Rabino Eliahu Birnbaum
Ha llegado el momento en que Moshé debe despedirse de su pueblo, y elige hacerlo con una poesía. Su canto es intenso y pleno de metáforas, accesible a infinidad de lecturas de acuerdo a cada época y lugar.
“Escuchen los cielos y hablaré, y oirá la tierra los dichos de mi boca”. Moshé está habituado al lenguaje de “los cielos”; a recibir, interpretar y traducir para los hombres los mensajes de Dios. A su vez, domina el lenguaje de la tierra, de los hombres, y a través de su discurso los lidera. Esta vez, en su despedida, se dirige a ambos planos a una vez; su poesía invoca la atención de cielos y tierra, de la materia y el espíritu. En su canto final, Moshé deja traslucir el proceso que hace devenir concepto a una idea, para pasar inmediatamente al plano fenomenológico en que aquél deviene realidad. Pide que los cielos le “escuchen”, sabiendo que, de ese modo, la tierra le “oirá”.

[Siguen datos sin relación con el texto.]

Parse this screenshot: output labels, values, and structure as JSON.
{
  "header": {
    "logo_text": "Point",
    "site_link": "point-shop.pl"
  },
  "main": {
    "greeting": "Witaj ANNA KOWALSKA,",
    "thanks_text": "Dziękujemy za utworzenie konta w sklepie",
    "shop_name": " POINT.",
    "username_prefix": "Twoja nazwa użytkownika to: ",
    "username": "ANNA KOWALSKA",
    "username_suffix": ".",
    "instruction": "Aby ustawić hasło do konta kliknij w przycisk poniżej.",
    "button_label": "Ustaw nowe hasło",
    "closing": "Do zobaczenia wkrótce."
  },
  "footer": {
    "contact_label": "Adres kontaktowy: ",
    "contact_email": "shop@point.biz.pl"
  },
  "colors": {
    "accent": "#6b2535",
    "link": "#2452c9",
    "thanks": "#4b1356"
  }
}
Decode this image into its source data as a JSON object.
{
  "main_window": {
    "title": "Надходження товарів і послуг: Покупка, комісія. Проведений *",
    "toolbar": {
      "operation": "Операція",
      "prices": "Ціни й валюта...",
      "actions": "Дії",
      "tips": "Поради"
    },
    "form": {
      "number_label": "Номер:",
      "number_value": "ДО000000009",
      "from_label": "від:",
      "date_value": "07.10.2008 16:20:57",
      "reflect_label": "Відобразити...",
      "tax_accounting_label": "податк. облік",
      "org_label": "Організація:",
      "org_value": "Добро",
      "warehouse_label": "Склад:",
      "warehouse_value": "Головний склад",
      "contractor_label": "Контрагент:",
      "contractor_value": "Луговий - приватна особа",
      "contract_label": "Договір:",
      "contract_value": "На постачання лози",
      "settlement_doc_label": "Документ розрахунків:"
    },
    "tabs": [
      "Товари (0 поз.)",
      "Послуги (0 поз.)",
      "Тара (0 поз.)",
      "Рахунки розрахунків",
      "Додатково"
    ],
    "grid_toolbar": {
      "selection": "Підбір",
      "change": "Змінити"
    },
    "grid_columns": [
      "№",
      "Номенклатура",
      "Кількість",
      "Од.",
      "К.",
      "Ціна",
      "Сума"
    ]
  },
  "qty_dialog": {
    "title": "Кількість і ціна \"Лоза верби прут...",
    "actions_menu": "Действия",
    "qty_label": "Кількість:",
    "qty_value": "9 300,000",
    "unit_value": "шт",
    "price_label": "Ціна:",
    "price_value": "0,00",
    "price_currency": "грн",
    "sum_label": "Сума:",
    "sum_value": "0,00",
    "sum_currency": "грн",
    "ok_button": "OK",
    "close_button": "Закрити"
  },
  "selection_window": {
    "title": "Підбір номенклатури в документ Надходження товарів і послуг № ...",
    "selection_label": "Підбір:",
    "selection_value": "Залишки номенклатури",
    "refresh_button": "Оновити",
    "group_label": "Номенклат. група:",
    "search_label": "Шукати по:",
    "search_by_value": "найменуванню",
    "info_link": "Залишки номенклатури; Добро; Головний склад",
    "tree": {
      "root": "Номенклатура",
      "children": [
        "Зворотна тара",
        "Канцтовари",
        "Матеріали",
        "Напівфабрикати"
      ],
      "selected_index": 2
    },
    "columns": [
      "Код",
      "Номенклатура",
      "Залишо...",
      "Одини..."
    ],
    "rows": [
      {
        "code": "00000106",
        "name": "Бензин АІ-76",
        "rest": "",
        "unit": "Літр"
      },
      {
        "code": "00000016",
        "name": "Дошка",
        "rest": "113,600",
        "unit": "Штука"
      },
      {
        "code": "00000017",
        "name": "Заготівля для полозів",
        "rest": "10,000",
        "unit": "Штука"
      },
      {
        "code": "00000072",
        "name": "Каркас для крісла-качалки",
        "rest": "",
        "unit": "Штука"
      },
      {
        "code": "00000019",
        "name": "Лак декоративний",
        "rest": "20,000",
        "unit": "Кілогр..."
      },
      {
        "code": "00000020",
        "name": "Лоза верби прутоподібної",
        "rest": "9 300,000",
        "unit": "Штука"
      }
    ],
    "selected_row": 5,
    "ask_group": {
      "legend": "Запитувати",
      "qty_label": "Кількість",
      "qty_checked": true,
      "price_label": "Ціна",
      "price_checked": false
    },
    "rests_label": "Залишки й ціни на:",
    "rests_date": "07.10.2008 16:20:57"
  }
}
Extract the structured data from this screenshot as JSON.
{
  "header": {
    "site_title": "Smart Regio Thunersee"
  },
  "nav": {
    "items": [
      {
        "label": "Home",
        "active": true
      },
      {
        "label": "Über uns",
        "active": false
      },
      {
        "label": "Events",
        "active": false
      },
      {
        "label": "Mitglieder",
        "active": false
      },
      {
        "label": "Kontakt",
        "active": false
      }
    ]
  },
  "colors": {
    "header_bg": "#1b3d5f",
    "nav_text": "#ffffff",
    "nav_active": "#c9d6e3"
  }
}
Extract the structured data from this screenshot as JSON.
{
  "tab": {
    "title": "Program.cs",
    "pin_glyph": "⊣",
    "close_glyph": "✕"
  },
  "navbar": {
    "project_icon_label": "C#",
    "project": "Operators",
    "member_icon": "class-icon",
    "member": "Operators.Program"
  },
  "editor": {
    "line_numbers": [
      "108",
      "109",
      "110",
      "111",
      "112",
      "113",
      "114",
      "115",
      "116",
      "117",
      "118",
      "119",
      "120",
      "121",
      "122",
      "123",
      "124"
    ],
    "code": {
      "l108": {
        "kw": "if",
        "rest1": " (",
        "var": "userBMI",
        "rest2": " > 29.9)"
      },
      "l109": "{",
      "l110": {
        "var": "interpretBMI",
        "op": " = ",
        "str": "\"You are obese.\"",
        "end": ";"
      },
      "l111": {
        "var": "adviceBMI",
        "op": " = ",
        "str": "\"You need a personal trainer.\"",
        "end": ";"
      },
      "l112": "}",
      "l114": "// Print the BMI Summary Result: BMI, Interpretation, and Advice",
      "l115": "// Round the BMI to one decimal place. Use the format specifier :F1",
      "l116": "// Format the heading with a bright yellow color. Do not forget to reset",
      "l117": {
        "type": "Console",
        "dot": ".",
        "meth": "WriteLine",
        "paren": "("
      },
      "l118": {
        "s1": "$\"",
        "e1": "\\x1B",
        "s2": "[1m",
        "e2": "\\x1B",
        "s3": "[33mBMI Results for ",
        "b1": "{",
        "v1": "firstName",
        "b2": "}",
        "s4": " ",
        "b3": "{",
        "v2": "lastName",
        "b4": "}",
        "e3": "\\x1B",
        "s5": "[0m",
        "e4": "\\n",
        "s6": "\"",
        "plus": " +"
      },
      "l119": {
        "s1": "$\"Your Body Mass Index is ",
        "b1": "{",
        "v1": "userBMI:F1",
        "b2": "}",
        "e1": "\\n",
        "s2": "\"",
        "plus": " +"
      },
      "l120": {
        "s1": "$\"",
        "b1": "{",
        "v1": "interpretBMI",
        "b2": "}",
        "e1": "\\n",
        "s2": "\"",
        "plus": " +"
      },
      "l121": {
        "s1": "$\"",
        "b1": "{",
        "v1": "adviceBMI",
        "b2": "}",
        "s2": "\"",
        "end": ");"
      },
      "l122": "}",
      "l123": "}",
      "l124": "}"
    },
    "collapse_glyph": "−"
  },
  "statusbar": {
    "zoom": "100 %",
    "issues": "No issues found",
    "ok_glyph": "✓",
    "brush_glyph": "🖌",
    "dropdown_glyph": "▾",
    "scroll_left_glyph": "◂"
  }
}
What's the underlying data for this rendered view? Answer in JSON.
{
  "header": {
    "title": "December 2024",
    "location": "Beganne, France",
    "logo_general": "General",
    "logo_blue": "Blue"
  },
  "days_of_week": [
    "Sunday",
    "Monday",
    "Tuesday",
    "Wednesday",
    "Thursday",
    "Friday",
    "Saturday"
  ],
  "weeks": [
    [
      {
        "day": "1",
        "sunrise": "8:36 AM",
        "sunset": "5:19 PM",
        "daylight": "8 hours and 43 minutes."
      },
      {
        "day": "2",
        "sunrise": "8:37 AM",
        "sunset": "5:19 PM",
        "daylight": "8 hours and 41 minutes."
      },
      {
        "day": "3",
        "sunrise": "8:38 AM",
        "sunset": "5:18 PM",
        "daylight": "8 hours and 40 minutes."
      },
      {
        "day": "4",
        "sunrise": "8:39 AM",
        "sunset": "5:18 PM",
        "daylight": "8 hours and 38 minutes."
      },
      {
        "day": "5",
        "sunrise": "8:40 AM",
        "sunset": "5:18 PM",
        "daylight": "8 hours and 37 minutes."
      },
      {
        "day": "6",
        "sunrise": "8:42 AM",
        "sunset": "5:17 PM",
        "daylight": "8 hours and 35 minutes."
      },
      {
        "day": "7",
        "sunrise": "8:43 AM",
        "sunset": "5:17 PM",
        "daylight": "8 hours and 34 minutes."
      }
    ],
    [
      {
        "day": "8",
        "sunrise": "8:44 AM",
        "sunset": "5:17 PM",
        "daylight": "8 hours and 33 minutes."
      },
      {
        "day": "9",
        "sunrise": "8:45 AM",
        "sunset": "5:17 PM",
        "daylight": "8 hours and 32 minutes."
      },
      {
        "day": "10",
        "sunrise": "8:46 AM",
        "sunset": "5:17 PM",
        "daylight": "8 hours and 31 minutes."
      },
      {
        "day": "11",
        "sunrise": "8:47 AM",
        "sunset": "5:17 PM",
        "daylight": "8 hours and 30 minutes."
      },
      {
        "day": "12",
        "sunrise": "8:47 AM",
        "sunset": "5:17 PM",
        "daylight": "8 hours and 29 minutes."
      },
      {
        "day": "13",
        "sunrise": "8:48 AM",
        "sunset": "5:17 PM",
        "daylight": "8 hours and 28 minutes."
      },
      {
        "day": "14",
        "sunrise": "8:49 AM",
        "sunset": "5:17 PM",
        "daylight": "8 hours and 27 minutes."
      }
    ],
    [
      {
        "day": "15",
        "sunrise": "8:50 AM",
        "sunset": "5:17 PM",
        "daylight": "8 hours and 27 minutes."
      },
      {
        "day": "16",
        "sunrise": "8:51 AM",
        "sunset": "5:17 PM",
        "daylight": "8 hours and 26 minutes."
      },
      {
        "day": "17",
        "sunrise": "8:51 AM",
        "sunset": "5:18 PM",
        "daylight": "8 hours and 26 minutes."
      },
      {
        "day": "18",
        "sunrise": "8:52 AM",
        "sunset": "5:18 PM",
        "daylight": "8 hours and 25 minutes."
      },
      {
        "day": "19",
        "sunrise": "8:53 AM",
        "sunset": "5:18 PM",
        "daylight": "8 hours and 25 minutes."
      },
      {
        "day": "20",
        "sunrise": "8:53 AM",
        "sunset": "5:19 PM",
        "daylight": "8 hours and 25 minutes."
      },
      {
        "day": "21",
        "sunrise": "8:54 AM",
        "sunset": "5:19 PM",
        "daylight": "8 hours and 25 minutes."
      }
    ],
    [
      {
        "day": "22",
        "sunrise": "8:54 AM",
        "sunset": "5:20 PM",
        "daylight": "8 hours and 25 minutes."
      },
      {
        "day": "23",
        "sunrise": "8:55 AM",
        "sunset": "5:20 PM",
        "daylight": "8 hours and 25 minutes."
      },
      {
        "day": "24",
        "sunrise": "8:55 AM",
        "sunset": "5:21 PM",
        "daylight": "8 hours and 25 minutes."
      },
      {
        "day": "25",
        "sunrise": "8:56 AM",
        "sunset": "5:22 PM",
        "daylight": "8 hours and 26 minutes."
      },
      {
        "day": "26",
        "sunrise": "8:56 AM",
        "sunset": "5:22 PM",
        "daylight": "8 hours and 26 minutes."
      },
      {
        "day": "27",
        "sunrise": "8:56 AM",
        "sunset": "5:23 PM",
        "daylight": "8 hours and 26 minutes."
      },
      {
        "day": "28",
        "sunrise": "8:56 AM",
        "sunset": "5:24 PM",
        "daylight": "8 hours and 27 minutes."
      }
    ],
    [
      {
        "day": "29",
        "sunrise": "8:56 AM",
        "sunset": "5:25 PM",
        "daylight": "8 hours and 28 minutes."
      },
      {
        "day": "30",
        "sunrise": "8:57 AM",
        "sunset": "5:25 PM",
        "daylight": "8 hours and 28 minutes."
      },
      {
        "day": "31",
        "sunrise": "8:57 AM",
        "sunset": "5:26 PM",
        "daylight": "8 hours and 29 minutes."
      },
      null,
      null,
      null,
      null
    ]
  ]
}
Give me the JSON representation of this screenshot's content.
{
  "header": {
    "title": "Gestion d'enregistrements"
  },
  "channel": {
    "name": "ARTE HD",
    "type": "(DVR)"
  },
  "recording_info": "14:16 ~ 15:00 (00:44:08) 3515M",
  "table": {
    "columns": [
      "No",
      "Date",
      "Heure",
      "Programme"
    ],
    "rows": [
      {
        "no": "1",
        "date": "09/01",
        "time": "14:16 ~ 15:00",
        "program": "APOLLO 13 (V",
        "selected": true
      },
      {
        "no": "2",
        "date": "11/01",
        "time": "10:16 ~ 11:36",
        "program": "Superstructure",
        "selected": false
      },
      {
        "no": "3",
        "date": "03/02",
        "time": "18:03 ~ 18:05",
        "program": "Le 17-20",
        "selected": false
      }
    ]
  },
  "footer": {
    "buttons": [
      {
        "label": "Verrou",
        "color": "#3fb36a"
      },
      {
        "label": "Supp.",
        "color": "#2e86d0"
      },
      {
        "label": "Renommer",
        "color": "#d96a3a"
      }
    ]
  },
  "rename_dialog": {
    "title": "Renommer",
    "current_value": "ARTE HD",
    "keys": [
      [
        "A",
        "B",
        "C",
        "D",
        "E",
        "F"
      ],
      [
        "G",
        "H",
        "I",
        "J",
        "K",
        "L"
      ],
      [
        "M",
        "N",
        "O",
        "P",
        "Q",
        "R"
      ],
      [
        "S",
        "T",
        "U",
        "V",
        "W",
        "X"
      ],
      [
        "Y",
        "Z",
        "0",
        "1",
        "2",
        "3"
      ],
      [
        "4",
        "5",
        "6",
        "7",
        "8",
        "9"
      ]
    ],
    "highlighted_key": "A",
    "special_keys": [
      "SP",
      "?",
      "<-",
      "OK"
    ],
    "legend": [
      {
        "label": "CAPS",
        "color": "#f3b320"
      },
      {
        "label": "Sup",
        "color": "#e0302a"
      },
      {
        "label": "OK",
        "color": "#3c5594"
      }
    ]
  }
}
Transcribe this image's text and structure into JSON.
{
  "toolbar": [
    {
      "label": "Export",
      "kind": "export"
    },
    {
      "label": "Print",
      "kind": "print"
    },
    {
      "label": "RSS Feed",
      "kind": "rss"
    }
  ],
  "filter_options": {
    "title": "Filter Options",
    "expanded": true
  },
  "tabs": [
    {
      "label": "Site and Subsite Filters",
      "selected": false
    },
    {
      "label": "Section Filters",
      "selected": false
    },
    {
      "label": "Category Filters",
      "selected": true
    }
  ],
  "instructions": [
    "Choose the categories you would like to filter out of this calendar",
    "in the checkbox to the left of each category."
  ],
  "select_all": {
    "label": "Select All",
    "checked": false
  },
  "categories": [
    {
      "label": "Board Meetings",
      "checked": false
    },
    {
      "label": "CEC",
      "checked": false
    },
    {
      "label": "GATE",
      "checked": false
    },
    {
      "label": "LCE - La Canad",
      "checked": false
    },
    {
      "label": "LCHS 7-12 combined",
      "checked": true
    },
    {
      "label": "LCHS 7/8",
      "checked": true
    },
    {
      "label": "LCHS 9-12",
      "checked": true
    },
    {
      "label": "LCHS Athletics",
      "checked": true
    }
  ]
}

La primer lectura de esta dualidad de lenguaje nos lleva a inferir una cualidad imprescindible del liderazgo: el líder debe dominar el camino a cuyo través el lenguaje doble se hace uno; y practicar el arte de armonizar los extremos, logrando que reine la coherencia entre los conceptos y la conducta de sus liderados cuanto de sí mismo. Al mismo tiempo, debe conocer los mecanismos para que su discurso se torne eficaz: si se dirige únicamente a los hombres sin contar con el apoyo de Dios, de poco servirá lo que diga. En cambio, invoca al Eterno, le pide ser escuchado; sabiendo que si su ruego es aceptado, también “la tierra”, también los hombres, le oirán.
En este momento de su vida, Moshé asume una peculiar tragicidad, un sentimiento de frustración que manifiesta en los pronósticos de su despedida. A lo largo de cuarenta años enseñó la Torá al pueblo de Israel; y guió la práctica de sus normas y sus valores. Ahora, los resultados que prevé para su obra son decepcionantes: “Y ordenó Moshé a los levitas: Tomad este Libro de la Ley y ponedlo en el Arca del Pacto del Eterno, vuestro Dios, para que esté allí como testimonio para tí; por cuanto conozco tu rebeldía y tu dura cerviz”. Y continúa: “Si estando yo vivo con vosotros, habéis sido rebeldes para con el Eterno, cuánto más lo seréis luego de mi muerte. Por cuanto sé que después de mi muerte os corromperéis, y os apartaréis del camino que os fijé (…)”.
Moshé no siente siquiera la satisfacción del deber cumplido, pues carece de certeza acerca de la perdurabilidad de su obra. Sabe que su pueblo se apartará de la Torá, y hace un pedido radical: el Séfer, el Libro de la Ley, ha de ser guardado, como testimonio al menos, como memoria, como fundamento sobre el que se apoyen las generaciones que vendrán.
Como líder experimentado que es, Moshé logra establecer planos de exigencia mínima cuanto de máxima deseabilidad. Es deseable -más aún: debería ser así- que el pueblo siga la tradición y las normas aprendidas, que ejerza el análisis y la traducción de la Torá a cada una de sus realidades; pero es imprescindible que, al menos, conserve las bases necesarias para recuperar el justo sendero, cuando se haya desviado de él.
El dilema que, de este modo, soluciona Moshé, es inherente a toda forma de poder, y no debe ser subestimado. El arte del liderazgo exige reconocer cuándo es oportuna la severidad, y cuándo se necesita tolerancia. Frecuentemente sucede que la severidad, aún correctamente fundamentada, nos aleja de los objetivos que buscamos. En otras ocasiones, la tolerancia inoportuna deviene negligencia y produce daños de muy difícil reparación.
Tal es así que, como demuestran nuestros sabios, la Ley Oral, el análisis y la tradición que acompañan a la Torá, hubieron de ser escritos y documentados en el Talmud, en oposición a su propia definición inicial; ante el riesgo de que el pueblo de Israel algún día les olvidase o desechase y, por la vía de los hechos, dejase de contar con ellos.